Os livros tornam as viagens especiais, associarão para sempre locais a momentos de leitura. Levar um romance histórico para ler nas ruínas de um castelo, ao ar livre, na sombra de uma árvore, por exemplo, poderá fazer surgir uma batalha no campo vazio que se estende até à linha do horizonte. O verde da paisagem recebe o sangue derramado e consigo ouvir o som das espadas e lanças. Há cabeças decepadas, mortos e feridos. Espero não estar a ir longe demais para as almas mais sensíveis.

Como no mundo dos livros há sempre opções de escolha, para os mais impressionáveis de visita ao castelo sugiro uma história de amor, daquelas épicas, se calhar igualmente trágicas, mas mais adequadas aos pequenos corações apertados sedentos de paixão.

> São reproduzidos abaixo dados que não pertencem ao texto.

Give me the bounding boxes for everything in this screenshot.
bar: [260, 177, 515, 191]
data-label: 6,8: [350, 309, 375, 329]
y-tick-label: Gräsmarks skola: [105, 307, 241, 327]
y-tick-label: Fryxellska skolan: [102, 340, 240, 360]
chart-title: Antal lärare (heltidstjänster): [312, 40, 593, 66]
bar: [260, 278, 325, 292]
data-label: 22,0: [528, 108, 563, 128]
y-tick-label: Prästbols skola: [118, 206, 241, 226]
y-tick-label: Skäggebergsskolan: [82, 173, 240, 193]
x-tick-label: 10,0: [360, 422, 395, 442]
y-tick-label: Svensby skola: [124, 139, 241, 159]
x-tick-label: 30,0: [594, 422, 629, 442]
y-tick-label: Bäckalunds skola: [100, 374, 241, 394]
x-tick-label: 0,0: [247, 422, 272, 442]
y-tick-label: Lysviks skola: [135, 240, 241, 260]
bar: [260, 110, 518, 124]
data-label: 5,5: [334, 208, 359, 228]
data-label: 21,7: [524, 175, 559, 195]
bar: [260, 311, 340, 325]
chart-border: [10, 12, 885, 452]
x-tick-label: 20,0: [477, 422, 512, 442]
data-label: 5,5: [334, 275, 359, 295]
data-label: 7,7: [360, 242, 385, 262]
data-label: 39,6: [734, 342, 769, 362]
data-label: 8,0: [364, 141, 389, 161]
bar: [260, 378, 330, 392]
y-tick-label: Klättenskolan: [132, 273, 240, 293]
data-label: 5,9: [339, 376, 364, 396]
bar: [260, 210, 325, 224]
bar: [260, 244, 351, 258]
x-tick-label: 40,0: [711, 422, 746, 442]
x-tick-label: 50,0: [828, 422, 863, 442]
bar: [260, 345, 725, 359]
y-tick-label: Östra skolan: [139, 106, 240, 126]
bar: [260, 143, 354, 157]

A verdade é que todo o leitor gosta de sofrer. Sim, quem é que nunca chorou (sejam francos e não adianta assobiar para o ar), mesmo que só um bocadinho, ou nunca ficou com o coração apertado com os amores não correspondidos, amantes separados pelas guerras ou pelas famílias (outras guerras, na verdade)? E quando o personagem preferido morre? Uma bofetada. A fúria. É mais forte do que nós. Fechamos o livro com ganas de o atirar fora e amuamos, não é? Sim, mas só até o bichinho voltar e nos começar a consumir os pensamentos. Sentimos que temos de saber o que acontece a seguir e, sim, voltamos ao livro, mesmo depois dele nos ter dado um estalo na cara.

Quando tenho tempo livre elimino horários e regras. Sou, todo o ano, escrava de horários e tarefas, numa castradora dependência da ditadura do relógio. Portanto, nas férias de Verão, qualquer hora é boa para ler, seja pela noite dentro ou ao nascer do dia, na companhia dos primeiros sons da manhã. O regresso à realidade é duro, e entrar na engrenagem dos horários deixa-me uns tempos numa sensação de permanente jet-lag. As férias e o Verão são efémeros, como todas as coisas deliciosas da vida, e despedem-se de repente, deixando-me a pensar no tempo em que tão ansiosamente esperei que chegassem.

Portanto, meus amigos, há que planear muito bem o tempo livre. Despeço-me com uma sugestão que se pode praticar não só no Verão, mas no ano todo. Levem livros para todo o lado! Se as temperaturas agradáveis permitem ler ao som do mar ou das cigarras, em piqueniques com amigos, ou em tardes de lazer em família, ler agasalhado não é menos agradável. E como sabe bem ouvir a chuva e beber um chá quentinho!

Para onde forem levem um livro, ou vários, muitos se forem para o fim do mundo! Não corram riscos e invistam sempre nessa viagem maravilhosa que é ler. Aproveitem o Verão e leiam muito!